Jonathan is from New Ireland Province, but was born in Simbu Province. New Ireland province is an island province of PNG in the beautiful and pristine Bismarck Sea. His island hosts two gold mines – Lihir and Simberi – and is also affected by legal and illegal logging of its natural timber and the spread of palm oil plantations.
Jonathan was a secondary school teacher until concern about the impacts of mining and forestry drove him to become a fulltime environmental human rights defender.
Jonathan is the Founder and Director of the West Coast Development Foundation (WCDF), a key CBO Community Grassroots Organisation working with communities to respond to the impacts of the extractive industries, and to promote conservation and environmental protection. He is also a Spokesman and coordinates the Alliance of the Solwara Warriors network. This award-winning network has been leading the campaign against Deep Sea Mining (DSM) which threatens the fragile ecosystems and sustenance of Pacific island communities.
PNG is a resource rich island with extraordinary biodiversity, and home to hundreds of unique languages and cultures. Its economy depends heavily on the extractive industries of mining and forestry, but these have often had negative human and environmental impacts on local communities – and on governance, with corruption a major issue. The wider negative impacts of mining, monoculture such as palm oil, and the loss of forests and biodiversity are increasingly being recognised as a critical challenge in responding to the climate emergency.
Jonathan’s sense of responsibility to his community led him to leave classroom teaching to take on the challenge of educating his community about their rights in response to the destructive impacts of mining and logging companies. He saw the necessity for a different model of development, that responded to community needs and priorities and was sustainable.
He applied to participate in DTP’s programs after learning about them from other PNG community advocates. Jonathan said that DTP training enriched his advocacy toolkit.
“I chose to specialize in Sustainable Development Goals (SDGs) and human rights, recognizing their direct relevance to the challenges faced by my community. The SDGs provided a framework for addressing issues related to forests, oceans, education, and more. The SDGs were not well understood within my community, and the DTP training allowed me to bridge that knowledge gap.”
Jonathan said that the DTP training also helped him to be a more impactful speaker in international forums.

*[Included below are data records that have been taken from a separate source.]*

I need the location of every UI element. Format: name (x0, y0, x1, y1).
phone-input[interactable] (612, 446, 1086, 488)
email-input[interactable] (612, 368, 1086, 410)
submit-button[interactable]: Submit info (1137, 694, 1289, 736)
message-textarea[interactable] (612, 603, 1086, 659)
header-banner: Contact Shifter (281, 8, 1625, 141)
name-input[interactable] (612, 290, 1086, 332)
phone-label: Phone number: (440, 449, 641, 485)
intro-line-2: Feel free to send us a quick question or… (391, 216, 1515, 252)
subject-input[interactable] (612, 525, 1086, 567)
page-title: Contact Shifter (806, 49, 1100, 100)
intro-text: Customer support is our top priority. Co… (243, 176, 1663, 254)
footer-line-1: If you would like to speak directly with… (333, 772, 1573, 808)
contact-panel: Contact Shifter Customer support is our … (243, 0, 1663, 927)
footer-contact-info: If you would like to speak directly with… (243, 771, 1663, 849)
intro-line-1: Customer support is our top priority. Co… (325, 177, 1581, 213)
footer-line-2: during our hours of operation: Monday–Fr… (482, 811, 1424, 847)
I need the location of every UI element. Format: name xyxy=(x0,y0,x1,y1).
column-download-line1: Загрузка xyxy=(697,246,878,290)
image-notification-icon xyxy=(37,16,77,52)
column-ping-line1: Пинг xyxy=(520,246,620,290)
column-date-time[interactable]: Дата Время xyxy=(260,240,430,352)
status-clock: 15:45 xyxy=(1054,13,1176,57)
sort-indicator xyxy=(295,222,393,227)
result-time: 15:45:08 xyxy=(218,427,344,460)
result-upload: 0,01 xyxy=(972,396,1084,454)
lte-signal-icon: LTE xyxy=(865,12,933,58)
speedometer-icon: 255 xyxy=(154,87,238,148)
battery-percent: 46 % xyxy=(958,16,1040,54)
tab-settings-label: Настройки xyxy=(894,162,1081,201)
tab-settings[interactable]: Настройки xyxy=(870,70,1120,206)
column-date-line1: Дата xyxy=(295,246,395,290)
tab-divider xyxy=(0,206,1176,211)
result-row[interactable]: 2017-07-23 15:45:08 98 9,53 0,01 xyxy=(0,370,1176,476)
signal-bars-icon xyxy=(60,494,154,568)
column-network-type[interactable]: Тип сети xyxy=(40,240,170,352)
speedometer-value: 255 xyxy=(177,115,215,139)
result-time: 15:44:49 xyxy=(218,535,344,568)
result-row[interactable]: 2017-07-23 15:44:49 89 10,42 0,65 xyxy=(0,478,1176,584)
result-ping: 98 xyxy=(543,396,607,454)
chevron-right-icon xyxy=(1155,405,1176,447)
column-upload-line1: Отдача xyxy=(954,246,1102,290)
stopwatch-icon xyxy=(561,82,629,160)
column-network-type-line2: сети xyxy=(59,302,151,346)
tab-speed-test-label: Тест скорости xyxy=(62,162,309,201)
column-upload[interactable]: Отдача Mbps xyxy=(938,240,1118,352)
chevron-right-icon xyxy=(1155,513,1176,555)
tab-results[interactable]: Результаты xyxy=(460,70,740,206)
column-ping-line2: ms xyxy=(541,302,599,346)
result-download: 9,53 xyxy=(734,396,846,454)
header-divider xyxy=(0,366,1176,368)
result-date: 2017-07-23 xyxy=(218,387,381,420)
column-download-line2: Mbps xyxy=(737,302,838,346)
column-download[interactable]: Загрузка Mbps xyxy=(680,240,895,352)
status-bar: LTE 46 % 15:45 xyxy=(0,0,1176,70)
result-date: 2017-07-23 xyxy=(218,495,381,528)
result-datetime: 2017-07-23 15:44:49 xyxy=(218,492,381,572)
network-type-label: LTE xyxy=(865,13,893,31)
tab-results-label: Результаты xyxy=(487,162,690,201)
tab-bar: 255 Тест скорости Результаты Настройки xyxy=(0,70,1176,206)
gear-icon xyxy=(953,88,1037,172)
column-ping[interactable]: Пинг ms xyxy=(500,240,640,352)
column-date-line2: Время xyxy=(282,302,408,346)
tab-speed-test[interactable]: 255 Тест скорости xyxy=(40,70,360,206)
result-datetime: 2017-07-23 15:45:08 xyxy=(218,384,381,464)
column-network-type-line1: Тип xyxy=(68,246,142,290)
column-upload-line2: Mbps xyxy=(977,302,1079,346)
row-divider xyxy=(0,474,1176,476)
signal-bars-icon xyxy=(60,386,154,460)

“One of the standout experiences from the DTP program for me was the role-play exercise simulating a presentation at the United Nations. This practical exercise proved invaluable when I attended the United Nations ISA International Seabed Authority meeting, where I had just three minutes to present an intervention. The training’s impact was evident in my ability to effectively compose and deliver my community work to a global audience.”

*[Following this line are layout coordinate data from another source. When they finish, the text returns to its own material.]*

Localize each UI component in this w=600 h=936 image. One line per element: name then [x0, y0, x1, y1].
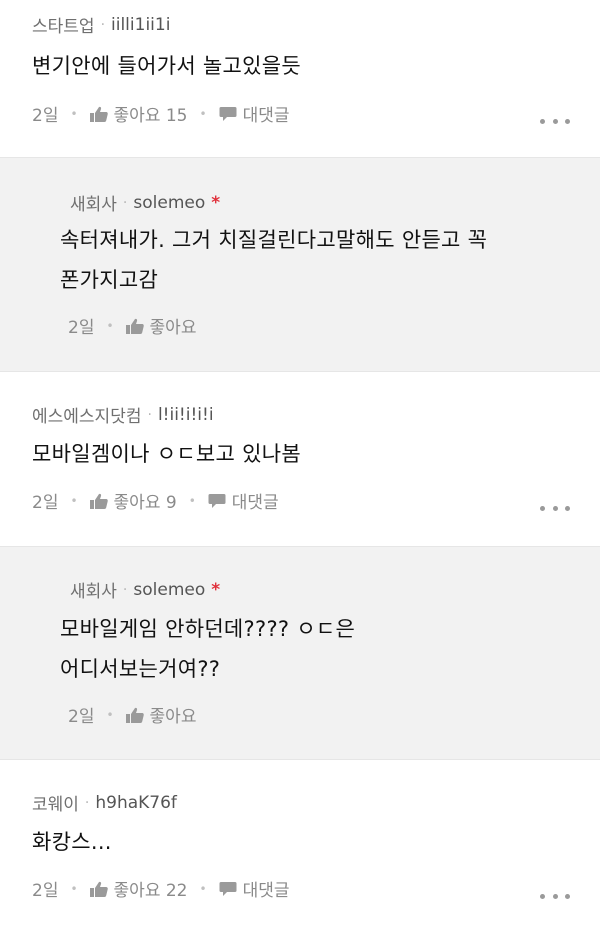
comment-time: 2일	[32, 493, 59, 513]
meta-separator: ·	[122, 581, 128, 598]
reply-comment-item: 새회사 · solemeo * 모바일게임 안하던데???? ㅇㄷ은 어디서보는…	[0, 547, 600, 760]
company-name: 에스에스지닷컴	[32, 407, 142, 427]
like-label: 좋아요	[149, 318, 197, 338]
company-name: 새회사	[70, 582, 117, 602]
comment-text-line: 화캉스...	[32, 830, 112, 854]
action-separator: •	[188, 493, 196, 508]
like-label: 좋아요 9	[113, 493, 177, 513]
more-dots-icon[interactable]	[540, 503, 570, 513]
author-nickname[interactable]: iilli1ii1i	[111, 15, 170, 35]
action-separator: •	[199, 106, 207, 121]
comment-text: 변기안에 들어가서 놀고있을듯	[32, 46, 301, 86]
comment-text: 모바일겜이나 ㅇㄷ보고 있나봄	[32, 434, 301, 474]
action-separator: •	[106, 318, 114, 333]
comment-text-line: 모바일겜이나 ㅇㄷ보고 있나봄	[32, 442, 302, 466]
like-label: 좋아요 15	[113, 106, 188, 126]
reply-label: 대댓글	[231, 493, 279, 513]
speech-bubble-icon	[219, 881, 237, 897]
author-mark: *	[211, 579, 221, 600]
company-name: 스타트업	[32, 17, 95, 37]
like-button[interactable]: 좋아요	[125, 313, 197, 338]
like-button[interactable]: 좋아요 9	[89, 488, 177, 513]
comment-item: 스타트업 · iilli1ii1i 변기안에 들어가서 놀고있을듯 2일 • 좋…	[0, 0, 600, 158]
comment-text-line: 모바일게임 안하던데???? ㅇㄷ은	[60, 617, 356, 641]
reply-button[interactable]: 대댓글	[208, 488, 279, 513]
comment-text-line: 어디서보는거여??	[60, 657, 221, 681]
author-nickname[interactable]: solemeo	[133, 193, 205, 213]
thumbs-up-icon	[89, 493, 108, 509]
meta-separator: ·	[100, 16, 106, 33]
comment-time: 2일	[68, 707, 95, 727]
comment-text: 속터져내가. 그거 치질걸린다고말해도 안듣고 꼭 폰가지고감	[60, 220, 487, 300]
reply-comment-item: 새회사 · solemeo * 속터져내가. 그거 치질걸린다고말해도 안듣고 …	[0, 158, 600, 372]
like-label: 좋아요	[149, 707, 197, 727]
thumbs-up-icon	[89, 106, 108, 122]
comment-meta: 새회사 · solemeo *	[70, 190, 221, 216]
comment-meta: 스타트업 · iilli1ii1i	[32, 12, 170, 38]
thumbs-up-icon	[89, 881, 108, 897]
company-name: 새회사	[70, 195, 117, 215]
comment-text-line: 속터져내가. 그거 치질걸린다고말해도 안듣고 꼭	[60, 228, 488, 252]
action-separator: •	[199, 881, 207, 896]
comment-actions: 2일 • 좋아요	[68, 313, 196, 338]
speech-bubble-icon	[219, 106, 237, 122]
comment-text: 모바일게임 안하던데???? ㅇㄷ은 어디서보는거여??	[60, 609, 355, 689]
comment-actions: 2일 • 좋아요 15 • 대댓글	[32, 101, 290, 126]
like-button[interactable]: 좋아요	[125, 702, 197, 727]
meta-separator: ·	[84, 794, 90, 811]
like-button[interactable]: 좋아요 22	[89, 876, 188, 901]
comment-actions: 2일 • 좋아요 22 • 대댓글	[32, 876, 290, 901]
action-separator: •	[70, 106, 78, 121]
thumbs-up-icon	[125, 707, 144, 723]
comment-item: 코웨이 · h9haK76f 화캉스... 2일 • 좋아요 22 • 대댓글	[0, 760, 600, 936]
meta-separator: ·	[122, 194, 128, 211]
comment-text-line: 변기안에 들어가서 놀고있을듯	[32, 54, 302, 78]
action-separator: •	[106, 707, 114, 722]
company-name: 코웨이	[32, 795, 79, 815]
reply-label: 대댓글	[242, 106, 290, 126]
like-button[interactable]: 좋아요 15	[89, 101, 188, 126]
comment-time: 2일	[32, 881, 59, 901]
speech-bubble-icon	[208, 493, 226, 509]
meta-separator: ·	[147, 406, 152, 423]
action-separator: •	[70, 493, 78, 508]
comment-actions: 2일 • 좋아요 9 • 대댓글	[32, 488, 279, 513]
action-separator: •	[70, 881, 78, 896]
like-label: 좋아요 22	[113, 881, 188, 901]
thumbs-up-icon	[125, 318, 144, 334]
comment-meta: 새회사 · solemeo *	[70, 577, 221, 603]
comment-meta: 에스에스지닷컴 · l!ii!i!i!i	[32, 402, 214, 428]
comment-actions: 2일 • 좋아요	[68, 702, 196, 727]
comment-meta: 코웨이 · h9haK76f	[32, 790, 177, 816]
author-mark: *	[211, 192, 221, 213]
comment-text: 화캉스...	[32, 822, 112, 862]
author-nickname[interactable]: h9haK76f	[95, 793, 177, 813]
comment-time: 2일	[32, 106, 59, 126]
more-dots-icon[interactable]	[540, 116, 570, 126]
comment-text-line: 폰가지고감	[60, 268, 159, 292]
reply-button[interactable]: 대댓글	[219, 876, 290, 901]
comment-item: 에스에스지닷컴 · l!ii!i!i!i 모바일겜이나 ㅇㄷ보고 있나봄 2일 …	[0, 372, 600, 547]
reply-label: 대댓글	[242, 881, 290, 901]
reply-button[interactable]: 대댓글	[219, 101, 290, 126]
author-nickname[interactable]: solemeo	[133, 580, 205, 600]
more-dots-icon[interactable]	[540, 891, 570, 901]
author-nickname[interactable]: l!ii!i!i!i	[158, 405, 214, 425]
comment-time: 2일	[68, 318, 95, 338]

Jonathan’s decision to leave his teaching career behind in 2016 was rooted in the recognition of a significant information gap in his community. He realised that there was a lack of accessible information on issues related to human rights, environmental conservation, and the impacts of extractive industries like logging and mining. He felt that it was vital for local communities to have this knowledge so they could respond to these challenges effectively.
Jonathan emphasised the uniqueness of the DTP training, especially in the context of Papua New Guinea. DTP not only provides essential human rights training but also empowers participants to take on leadership roles within organisations – and government agencies.
Jonathan has been deeply involved in advocacy over DSM – successfully stopping initial attempts to mine in the Bismarck Sea with this unproven technology. The Alliance of Solwara Warriors brings together churches, environmental NGOs, and local coastal communities around the Bismarck Sea. The alliance educates communities about the potential benefits and drawbacks of DSM enabling them to make informed decisions and assert their rights in negotiations with governments and developers.
A pivotal aspect of Jonathan’s advocacy has been engaging the media. The DTP training equipped him with skills to create impactful videos that highlight critical issues. These videos, often shared on platforms like YouTube and Facebook, have garnered public attention, putting pressure on companies and government authorities to address the concerns raised by local communities.
In 2021 Jonathan was engaged by IOM International Organization for Migration as Senior Project Officer leading a regional program called the Pacific Climate Change Migration and Human Security Program PCCMHS. He later resigned in early 2022 to go back home and continue his work on issues affecting local communities as he finds his passion working with communities.
Jonathan’s knowledge and expertise has been widely recognised internationally. In 2021 he received the 2021 Bob Brown Foundation Community Environmental Award on behalf of the Alliance of Solwara for their work to stop Deep Sea Mining. He has presented at conferences across the world and addressed the UN. His work has also highlighted the risks faced by environmental human rights defenders in PNG and Jonathan participated Front Line Defender’s Global Platform for Human Rights Defenders in Dublin. He is now a part of their network as well as DTP’s.
Following his own participation Jonathan was instrumental in bringing DTP to PNG in 2019, for its Human Rights and Business and the SDGs course, ensuring more human rights defenders had access to DTP’s training. He continues to recommend others to join DTP’s courses and is providing advice and support to DTP for its work in PNG and the Pacific, including on the critical issues of the climate emergency for Pacific communities.